Climate Savers program began in 1999. By 2010 Climate Savers companies will have reduced their carbon dioxide emissions by 50 million tons. According to a press release, the companies have cut their carbon emissions “while creating competitive advantage, increasing shareholder value, and in many cases, increasing their profitability.” 

"By cutting carbon emissions by 15 percent we're experiencing positive development on net profits," Niels Petter Wright, CEO of Climate Saver member Elopak, said.

Dennis J├Ânsson, CEO Tetra Pak, said, “Call it clean. Call it green. Or simply call it jobs.” 

“Reducing your carbon footprint is not only achievable, it’s inspiring,” said Thomas Storey, President of Fairmont.

“Climate responsibility is simple - it’s just good business sense”, said Simon Beresford-Wylie, CEO of Nokia Siemens Networks. 

Friday, July 10, 2009

Food and Beverage Companies Use Recycled Plastic


In 2007, there was almost 6 billion lbs. of PET packaging waste, and only 23 percent was recycled, leaving 4.5 billion lbs. in landfills, according to the Environmental Protection Agency. Dr. Richard Thompson, author of a study on the effects of plastics on the environment and human health, said that the “current usage and disposal of plastics is not sustainable, is harmful to wildlife and potentially harmful to humans.”

Thompson added that the use of plastic production is “growing at around 9 per cent per annum.” The use of plastic in the first decade of this century is “likely to approach the quantity produced in the entire century that preceded.” Earthbound Farm and Naked Juice announced recently that it is packaging some of its products in 100 post-consumer recycled (PCR) content. Both companies use PET plastic, the most recycled plastic. The companies are the first food and beverage companies to use 100 percent PCR content. 

Naked Juice is converting its 32 ounce bottles to reNEWabottle this month, and will switch all plastic packaging to PCR in 2010. When it uses only PCR content, 8.1 million lbs. of virgin plastic will be recycled.

Earthbound Farm converted plastic containers for its salads to 100 percent PCR plastic. The company estimates that its switch to PCR content will converse 424,000 million BTUs of energy and 68,307 gallons of watter, plus will reduce carbon emissions by 16,191 tons.

“We started farming organically because we were concerned about the personal and environmental health effects of farming with chemicals”, said Myra Goodman, co-founder and executive vice president of Earthbound Farm. “Organic farming has really positive effects, but we know we have to do more. More ecological packaging is an important next step; one we hope others will soon follow. “ 

“Our decision to switch to post-consumer recycled packaging is one of many steps we have taken on our long journey of challenging the industrial status quo,” said Chad Smith, manager of Earthbound Farm’s Sustainability Initiatives. “There are many opportunities to create a larger U.S. market for PCR materials, which is essential to reducing what we’re putting in landfills. We hope that other companies will see the value in adopting packaging solutions with PCR content and that consumers will make the decision to seek out PCR packaging when shopping. Working in tandem these steps will create the manufacturing demand needed for post consumer recycled materials,” he said.

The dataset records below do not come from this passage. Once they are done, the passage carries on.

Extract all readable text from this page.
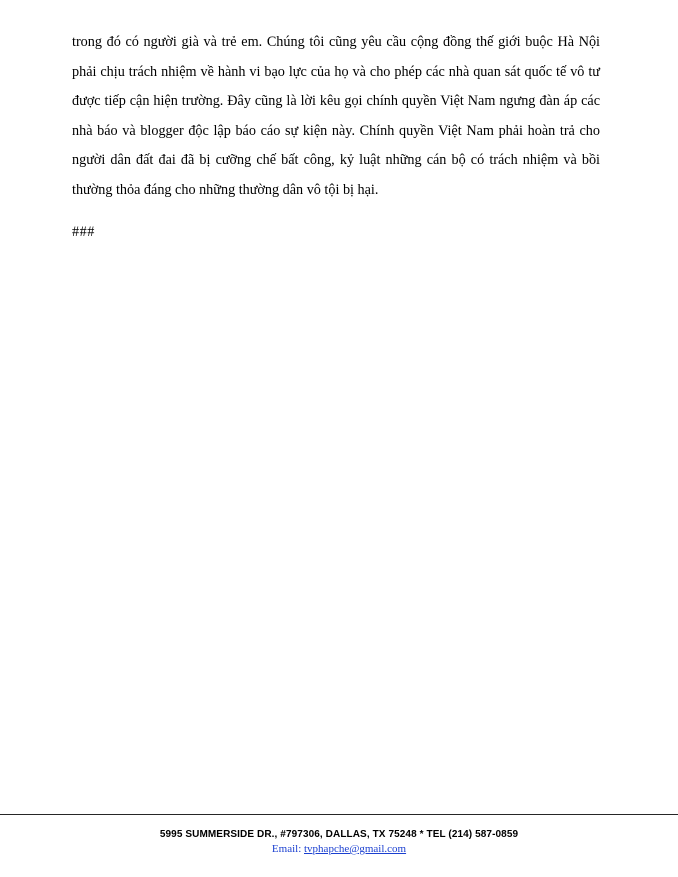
trong đó có người già và trẻ em. Chúng tôi cũng yêu cầu cộng đồng thế giới buộc Hà Nội phải chịu trách nhiệm về hành vi bạo lực của họ và cho phép các nhà quan sát quốc tế vô tư được tiếp cận hiện trường. Đây cũng là lời kêu gọi chính quyền Việt Nam ngưng đàn áp các nhà báo và blogger độc lập báo cáo sự kiện này. Chính quyền Việt Nam phải hoàn trả cho người dân đất đai đã bị cưỡng chế bất công, kỷ luật những cán bộ có trách nhiệm và bồi thường thỏa đáng cho những thường dân vô tội bị hại.

###

5995 SUMMERSIDE DR., #797306, DALLAS, TX 75248 * TEL (214) 587-0859

Email: tvphapche@gmail.com
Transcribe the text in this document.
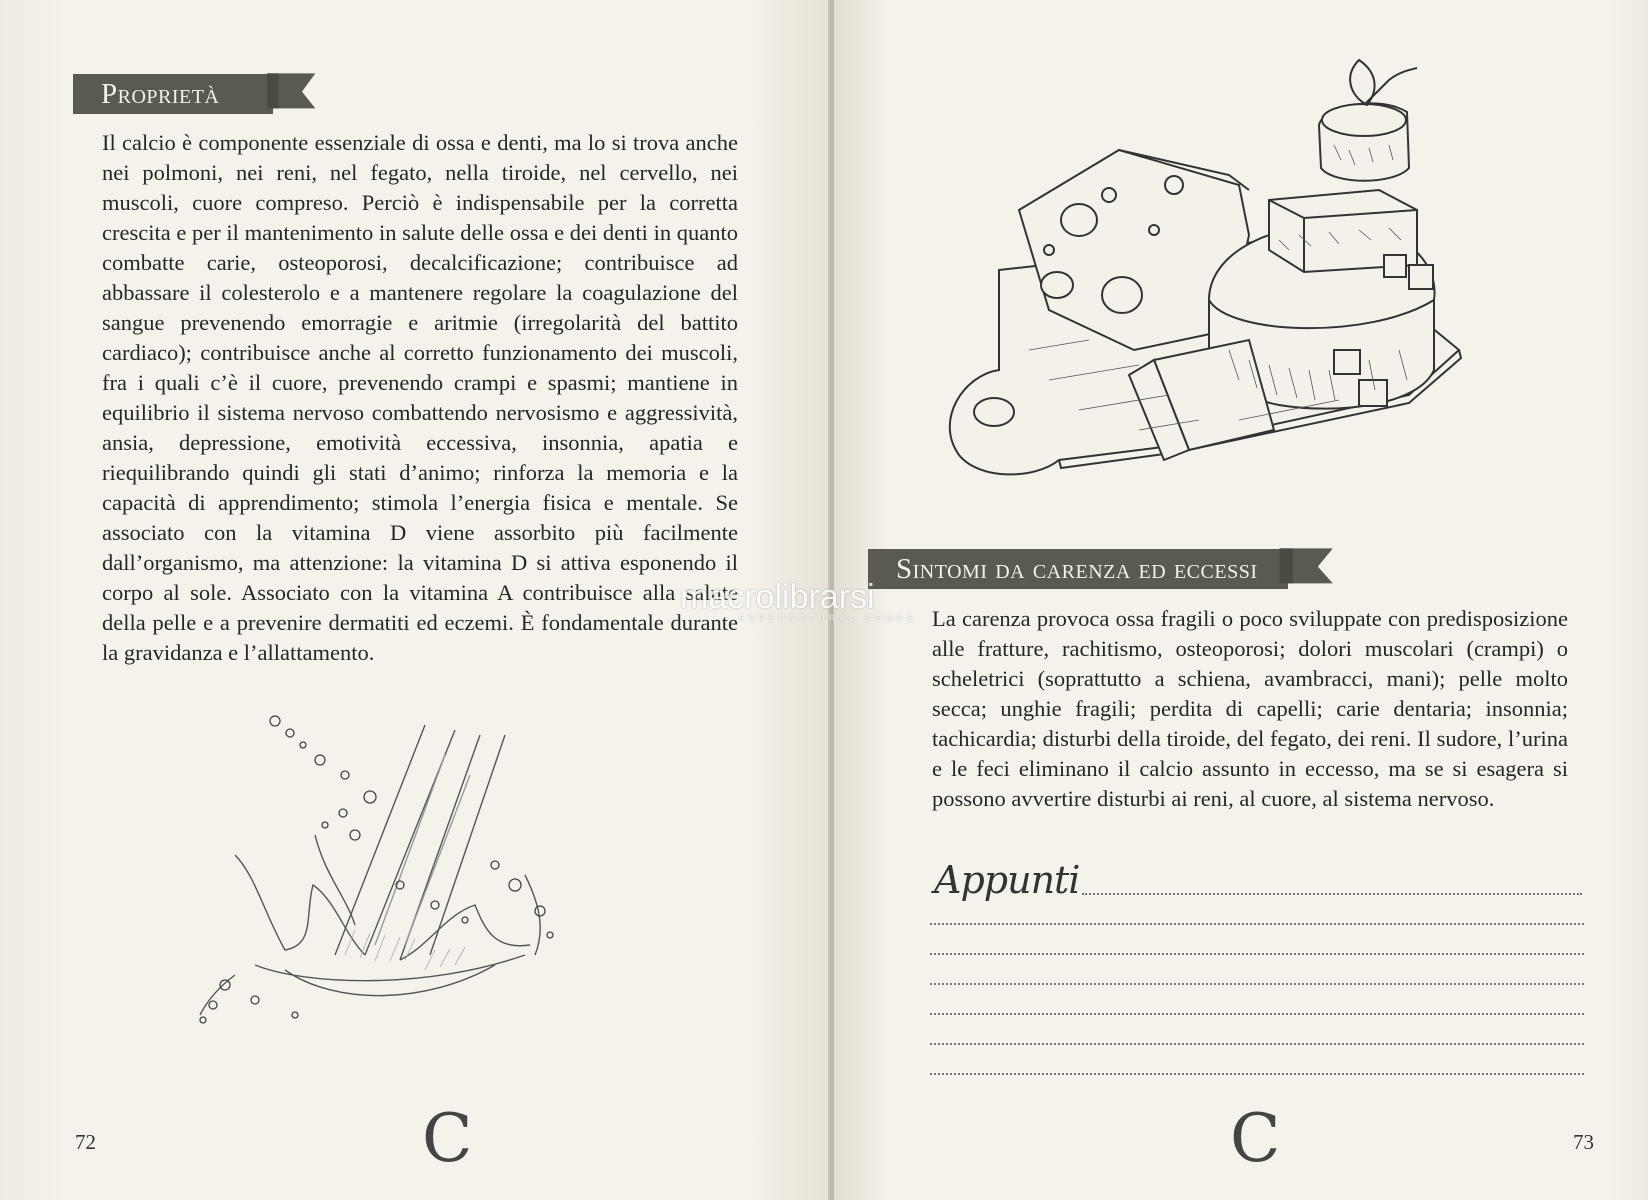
Proprietà

Il calcio è componente essenziale di ossa e denti, ma lo si trova anche nei polmoni, nei reni, nel fegato, nella tiroide, nel cervello, nei muscoli, cuore compreso. Perciò è indispensabile per la corretta crescita e per il mantenimento in salute delle ossa e dei denti in quanto combatte carie, osteoporosi, decalcificazione; contribuisce ad abbassare il colesterolo e a mantenere regolare la coagulazione del sangue prevenendo emorragie e aritmie (irregolarità del battito cardiaco); contribuisce anche al corretto funzionamento dei muscoli, fra i quali c’è il cuore, prevenendo crampi e spasmi; mantiene in equilibrio il sistema nervoso combattendo nervosismo e aggressività, ansia, depressione, emotività eccessiva, insonnia, apatia e riequilibrando quindi gli stati d’animo; rinforza la memoria e la capacità di apprendimento; stimola l’energia fisica e mentale. Se associato con la vitamina D viene assorbito più facilmente dall’organismo, ma attenzione: la vitamina D si attiva esponendo il corpo al sole. Associato con la vitamina A contribuisce alla salute della pelle e a prevenire dermatiti ed eczemi. È fondamentale durante la gravidanza e l’allattamento.

C
72
Sintomi da carenza ed eccessi

La carenza provoca ossa fragili o poco sviluppate con predisposizione alle fratture, rachitismo, osteoporosi; dolori muscolari (crampi) o scheletrici (soprattutto a schiena, avambracci, mani); pelle molto secca; unghie fragili; perdita di capelli; carie dentaria; insonnia; tachicardia; disturbi della tiroide, del fegato, dei reni. Il sudore, l’urina e le feci eliminano il calcio assunto in eccesso, ma se si esagera si possono avvertire disturbi ai reni, al cuore, al sistema nervoso.

Appunti
C	73
macrolibrarsi
SUPERNATURAL BOOKS
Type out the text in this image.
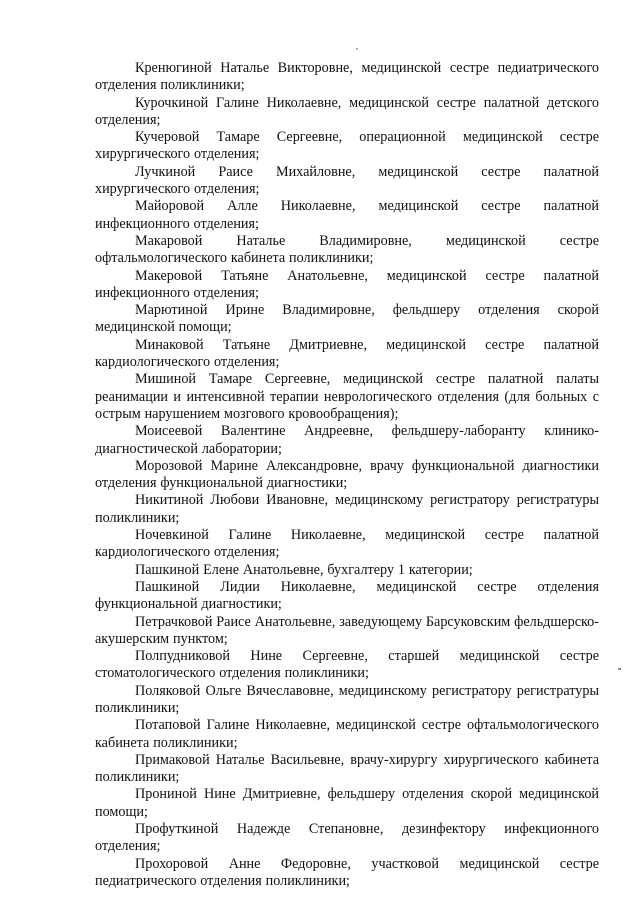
Кренюгиной Наталье Викторовне, медицинской сестре педиатрического отделения поликлиники;

Курочкиной Галине Николаевне, медицинской сестре палатной детского отделения;

Кучеровой Тамаре Сергеевне, операционной медицинской сестре хирургического отделения;

Лучкиной Раисе Михайловне, медицинской сестре палатной хирургического отделения;

Майоровой Алле Николаевне, медицинской сестре палатной инфекционного отделения;

Макаровой Наталье Владимировне, медицинской сестре офтальмологического кабинета поликлиники;

Макеровой Татьяне Анатольевне, медицинской сестре палатной инфекционного отделения;

Марютиной Ирине Владимировне, фельдшеру отделения скорой медицинской помощи;

Минаковой Татьяне Дмитриевне, медицинской сестре палатной кардиологического отделения;

Мишиной Тамаре Сергеевне, медицинской сестре палатной палаты реанимации и интенсивной терапии неврологического отделения (для больных с острым нарушением мозгового кровообращения);

Моисеевой Валентине Андреевне, фельдшеру-лаборанту клинико-диагностической лаборатории;

Морозовой Марине Александровне, врачу функциональной диагностики отделения функциональной диагностики;

Никитиной Любови Ивановне, медицинскому регистратору регистратуры поликлиники;

Ночевкиной Галине Николаевне, медицинской сестре палатной кардиологического отделения;

Пашкиной Елене Анатольевне, бухгалтеру 1 категории;

Пашкиной Лидии Николаевне, медицинской сестре отделения функциональной диагностики;

Петрачковой Раисе Анатольевне, заведующему Барсуковским фельдшерско-акушерским пунктом;

Полпудниковой Нине Сергеевне, старшей медицинской сестре стоматологического отделения поликлиники;

Поляковой Ольге Вячеславовне, медицинскому регистратору регистратуры поликлиники;

Потаповой Галине Николаевне, медицинской сестре офтальмологического кабинета поликлиники;

Примаковой Наталье Васильевне, врачу-хирургу хирургического кабинета поликлиники;

Прониной Нине Дмитриевне, фельдшеру отделения скорой медицинской помощи;

Профуткиной Надежде Степановне, дезинфектору инфекционного отделения;

Прохоровой Анне Федоровне, участковой медицинской сестре педиатрического отделения поликлиники;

“The transition to 100 percent post-consumer recycled bottles is a major milestone that we have worked hard to achieve. It’s important for the earth, and that’s important to our consumers,” said Mikel Durham, general manager of Naked Juice. “If you were plastic, wouldn’t you like to come back as a Naked Juice bottle? With the new Naked reNEWabottle, consumers can reduce, reuse, recycle…reincarnate!” 

“Closing the loop on packaging is fundamental to a vision for more sustainable packaging,” said Anne Johnson, director of the Sustainable Packaging Coalition at GreenBlue. “Utilizing 100 percent recycled material in a juice bottle that can be collected and recycled yet again is a step in making this vision a reality. This innovation sends a signal to the market that there are end markets for materials if we recycle more.”